I admit that I’ve never been into the bar scene and have not personally met anyone I would call a bar floozy, but this line froze me cold. It is a clear expression of an attitude I can’t bring myself to accept, not even for the sake of suspending disblief in a romantic fiction novel.

In contemporary novels, it’s a bar floozy or a slut. In historicals, it’s a whore, maid, or serving wench. Whatever the time period, and whatever the label, it all amounts to the same thing: dehumanization.

The reason I love Catherine Anderson’s books is that she writes about women, strong in some ways, vulnerable in others, that need saving — and of course, the men who rescue them. Maybe they’ve been abused by men before, physically or emotionally, or maybe a disability is to blame, but whatever it is, they need compassion and understanding, and men who can see there really is something special within them.

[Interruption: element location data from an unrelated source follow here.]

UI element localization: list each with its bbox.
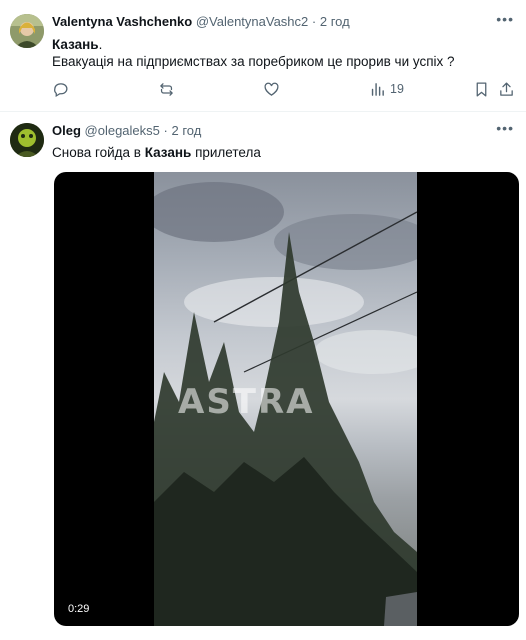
tweet-text-bold: Казань	[144, 145, 192, 160]
video-watermark: ASTRA	[178, 382, 315, 422]
avatar[interactable]	[10, 14, 44, 48]
views-count: 19	[390, 82, 404, 96]
timestamp[interactable]: 2 год	[320, 14, 350, 29]
share-button[interactable]	[498, 78, 515, 100]
reply-button[interactable]	[52, 78, 69, 100]
avatar[interactable]	[10, 123, 44, 157]
author-name[interactable]: Oleg	[52, 123, 81, 138]
more-icon[interactable]: •••	[496, 120, 514, 136]
tweet-text: Снова гойда в Казань прилетела	[52, 143, 261, 162]
more-icon[interactable]: •••	[496, 11, 514, 27]
like-button[interactable]	[263, 78, 280, 100]
share-icon	[500, 81, 513, 96]
author-handle[interactable]: @olegaleks5	[85, 123, 160, 138]
tweet-text-line-2: Евакуація на підприємствах за поребриком…	[52, 54, 455, 69]
tweet-2[interactable]: Oleg @olegaleks5 · 2 год ••• Снова гойда…	[0, 113, 526, 640]
separator: ·	[311, 14, 317, 29]
author-handle[interactable]: @ValentynaVashc2	[196, 14, 308, 29]
author-name[interactable]: Valentyna Vashchenko	[52, 14, 192, 29]
tweet-text-rest: .	[98, 37, 103, 52]
tweet-text-after: прилетела	[191, 145, 261, 160]
tweet-header: Valentyna Vashchenko @ValentynaVashc2 · …	[52, 14, 350, 29]
tweet-1[interactable]: Valentyna Vashchenko @ValentynaVashc2 · …	[0, 0, 526, 112]
retweet-icon	[160, 82, 173, 96]
timestamp[interactable]: 2 год	[171, 123, 201, 138]
views-icon	[371, 82, 384, 96]
tweet-text-bold: Казань	[52, 37, 99, 52]
reply-icon	[54, 82, 68, 97]
separator: ·	[163, 123, 168, 138]
views-button[interactable]: 19	[369, 78, 404, 100]
tweet-text-before: Снова гойда в	[52, 145, 145, 160]
video-frame[interactable]: ASTRA	[154, 172, 417, 626]
bookmark-button[interactable]	[473, 78, 490, 100]
video-player[interactable]: ASTRA 0:29	[54, 172, 519, 626]
bookmark-icon	[476, 81, 487, 97]
video-duration: 0:29	[64, 601, 94, 617]
retweet-button[interactable]	[158, 78, 175, 100]
tweet-header: Oleg @olegaleks5 · 2 год	[52, 123, 201, 138]
like-icon	[264, 82, 279, 96]
tweet-actions: 19	[52, 78, 513, 100]
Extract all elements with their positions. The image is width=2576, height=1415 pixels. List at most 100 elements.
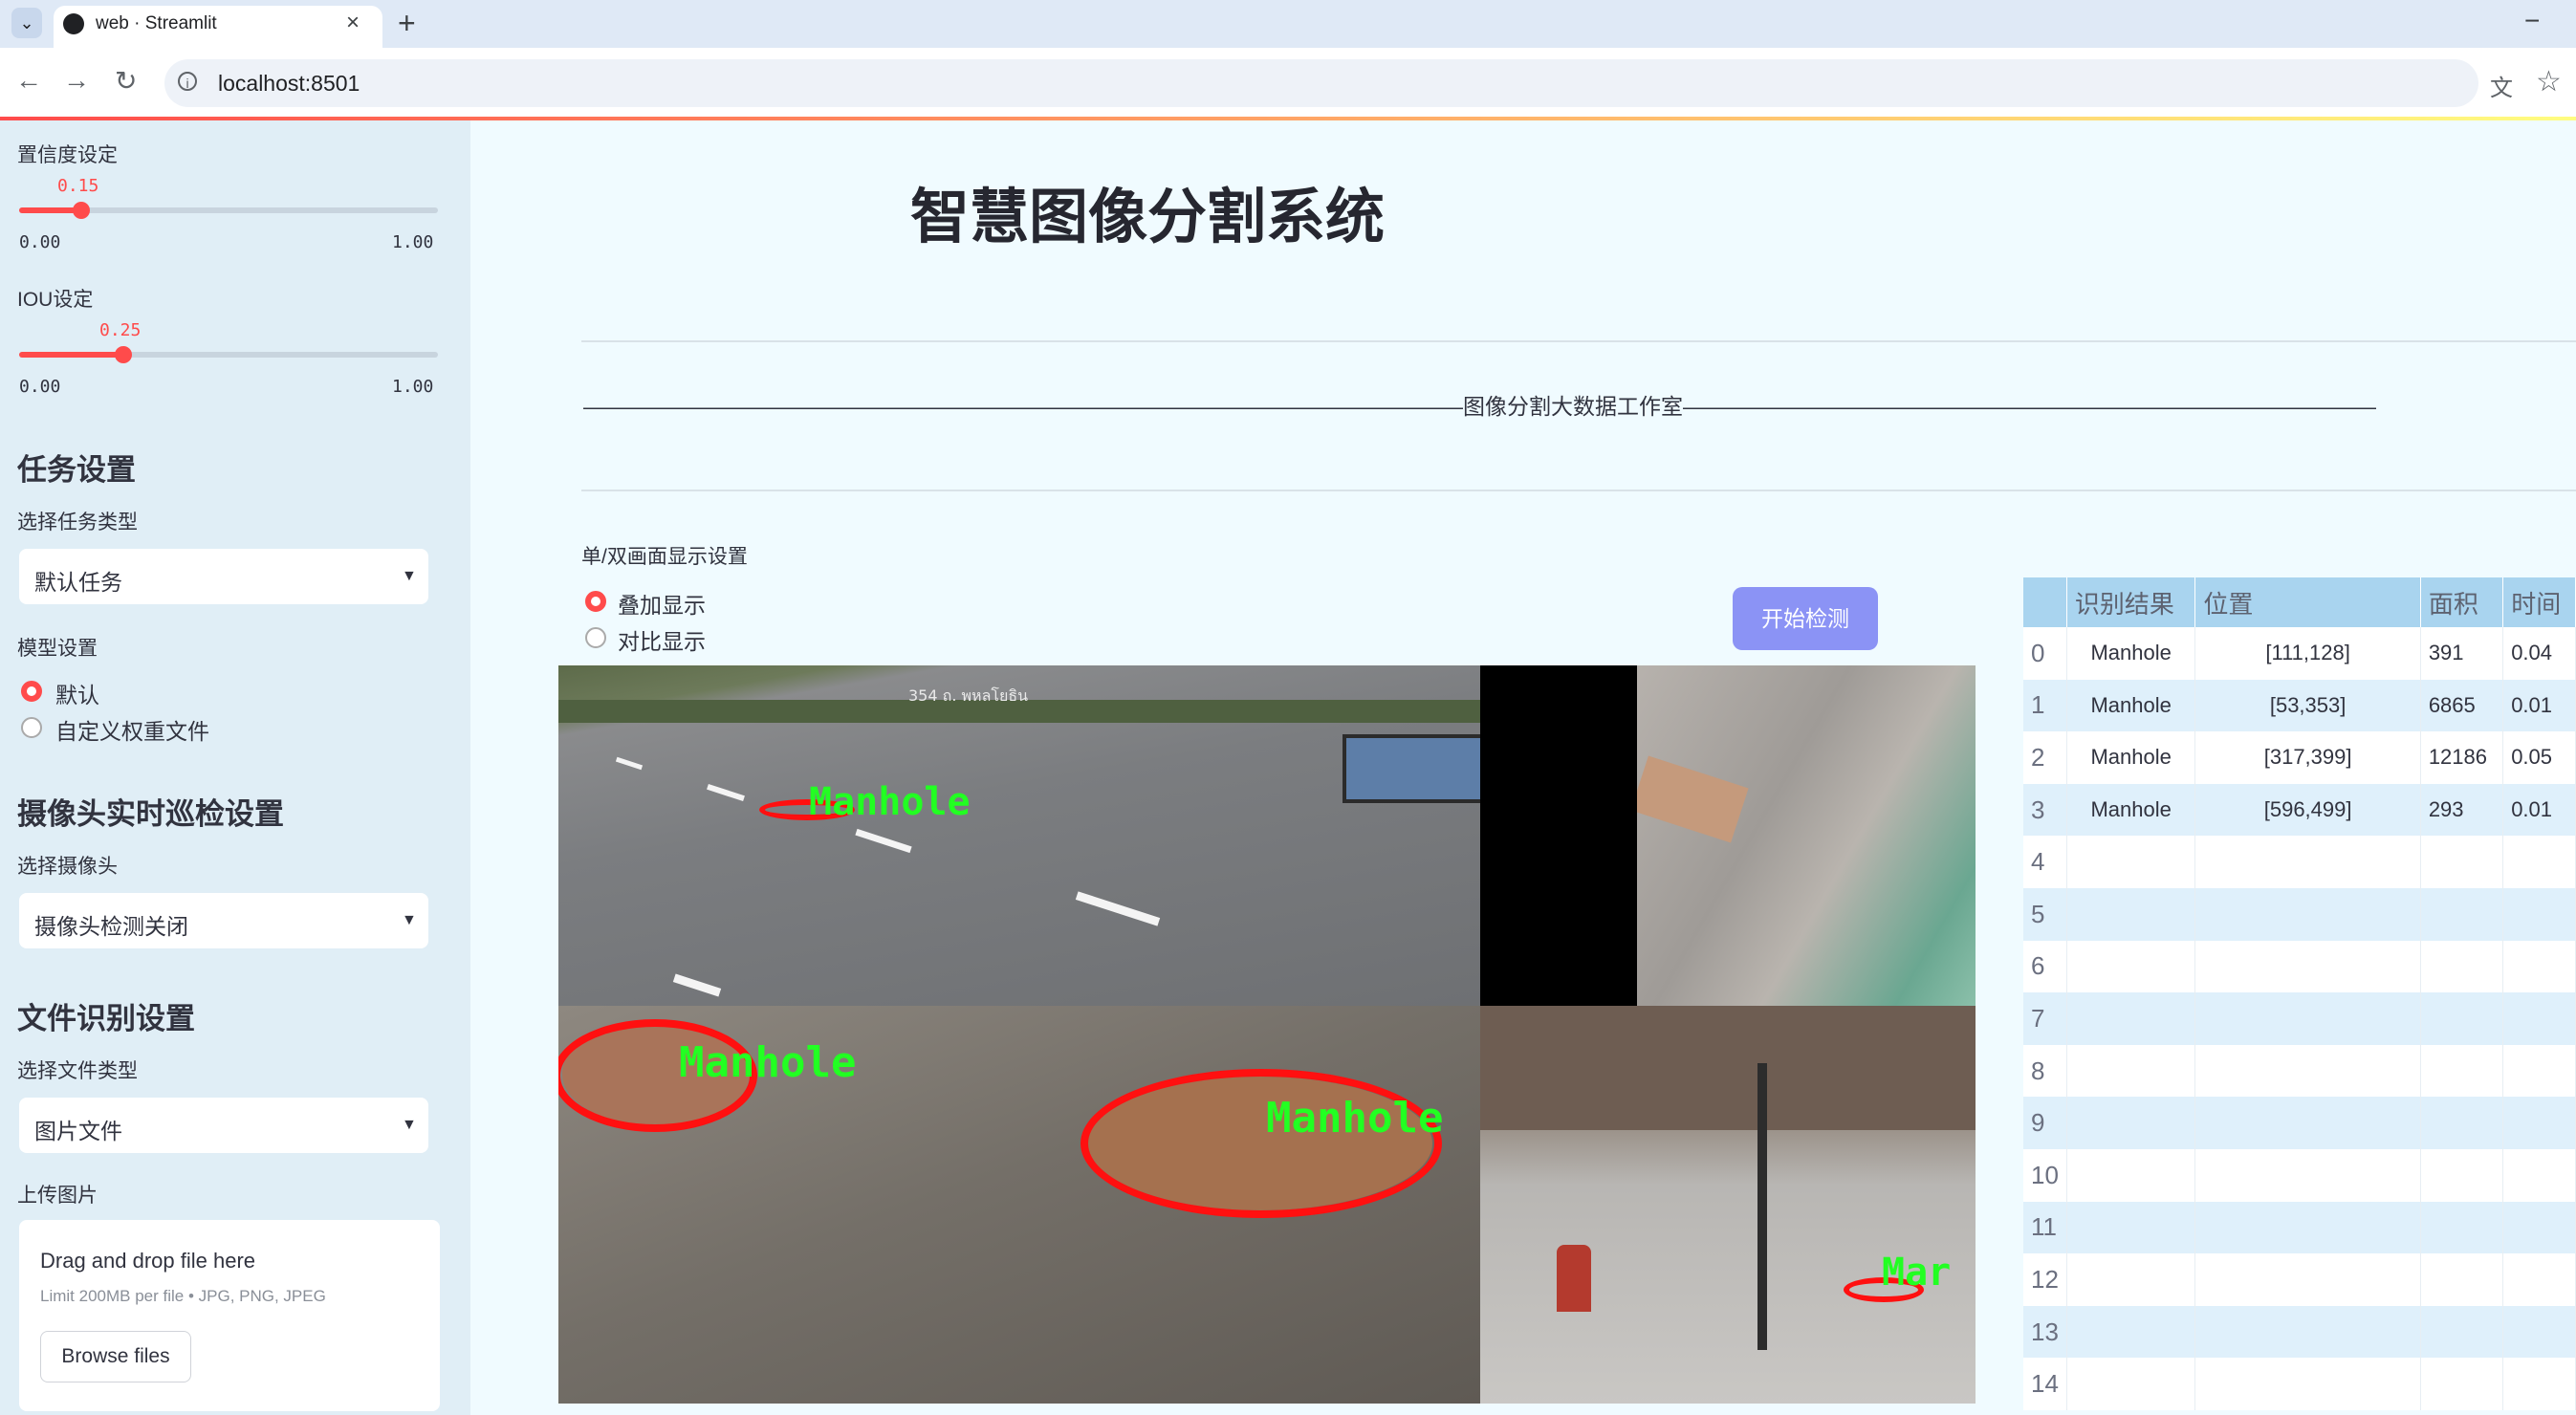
table-row[interactable]: 8 [2023, 1044, 2576, 1098]
table-row[interactable]: 14 [2023, 1358, 2576, 1410]
new-tab-icon[interactable]: + [398, 6, 416, 41]
table-cell-time [2502, 1201, 2576, 1254]
display-option-compare[interactable]: 对比显示 [618, 623, 706, 656]
iou-slider-thumb[interactable] [115, 346, 132, 363]
table-cell-area [2420, 1044, 2504, 1098]
table-cell-index: 9 [2023, 1097, 2067, 1149]
table-header-time[interactable]: 时间 [2502, 577, 2576, 627]
detection-label: Manhole [809, 780, 971, 824]
chevron-down-icon: ▼ [402, 1117, 417, 1133]
table-row[interactable]: 7 [2023, 992, 2576, 1045]
browse-files-button[interactable]: Browse files [40, 1331, 191, 1382]
iou-min: 0.00 [19, 377, 61, 397]
table-cell-area [2420, 1148, 2504, 1202]
confidence-slider-thumb[interactable] [73, 202, 90, 219]
confidence-label: 置信度设定 [17, 144, 118, 166]
table-cell-area [2420, 1305, 2504, 1359]
buildings [1480, 1006, 1976, 1130]
table-cell-position [2194, 940, 2421, 993]
tab-close-icon[interactable]: × [346, 10, 360, 36]
camera-value: 摄像头检测关闭 [34, 914, 188, 939]
dropzone-text: Drag and drop file here [40, 1249, 256, 1273]
table-header-area[interactable]: 面积 [2420, 577, 2504, 627]
table-cell-position: [53,353] [2194, 679, 2421, 732]
start-detection-button[interactable]: 开始检测 [1733, 587, 1878, 650]
tab-search-chevron-icon[interactable]: ⌄ [11, 8, 42, 38]
model-option-custom[interactable]: 自定义权重文件 [55, 713, 209, 746]
table-row[interactable]: 10 [2023, 1148, 2576, 1202]
detection-label: Manhole [679, 1038, 857, 1087]
table-cell-time [2502, 1044, 2576, 1098]
fire-hydrant [1557, 1245, 1591, 1312]
table-cell-position [2194, 1358, 2421, 1410]
table-row[interactable]: 2 Manhole [317,399] 12186 0.05 [2023, 731, 2576, 784]
table-row[interactable]: 1 Manhole [53,353] 6865 0.01 [2023, 679, 2576, 732]
manhole-photo-tile: Manhole Manhole [558, 1006, 1480, 1404]
upload-label: 上传图片 [17, 1185, 98, 1207]
table-cell-area [2420, 1097, 2504, 1149]
model-radio-custom[interactable] [21, 717, 42, 738]
table-cell-index: 11 [2023, 1201, 2067, 1254]
task-settings-heading: 任务设置 [17, 453, 136, 487]
reload-icon[interactable]: ↻ [115, 65, 137, 97]
table-cell-result: Manhole [2066, 679, 2196, 732]
display-radio-overlay[interactable] [585, 591, 606, 612]
detection-label: Manhole [1266, 1094, 1444, 1143]
table-cell-index: 4 [2023, 836, 2067, 888]
table-cell-time [2502, 1148, 2576, 1202]
table-cell-area [2420, 836, 2504, 888]
minimize-window-icon[interactable]: − [2524, 6, 2540, 36]
table-row[interactable]: 6 [2023, 940, 2576, 993]
table-cell-position [2194, 836, 2421, 888]
iou-slider-fill [19, 352, 124, 358]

Which brings me back to the cheap Saturday night bar floozies. You can try to dismiss them if you want, but the second you mention them, my mind fills in details, and being the hopelessly naive/overly romantic person I am, I think of every single bar floozy as woman, no different from your heroine in her essential humanity. Maybe she’s been hurt and she needs rescue. Maybe if that same hero who is swooping in now to rescue your heroine had taken a few minutes to see past a convenient warm body on a Saturday night, he would have discovered a treasure there, too. And even if that woman wasn’t right for him, even if she isn’t a very nice person after all, she still deserves two things: First, the benefit of the doubt and second, the same respect that any other person deserves.

Posted in ChitChat.

2 Comments

  1. I agree with you. I think it depends on the characterization of other characters. If all the other characters are perfect, that quote would stop me cold because there is obviously a judgment there. Who is good/bad and who deserves saving. However, if it is an author that is good at creating grey areas, if that quote is there, I will take it differently because I feel like there is a lack of judgment but really a truth in a character’s perception/characterization. The bias is the characters and part of their weakness. Does this make sense? Or am I loopy.

  2. I definitely see what you mean. It’s the difference between a sentiment that characterizes a protagonist, and one that feels more like a general judgment. Of course, it’s never a good idea to assume author motives. A character said that, not the author. I just see the sentiment so often it feels more like a widespread judgment.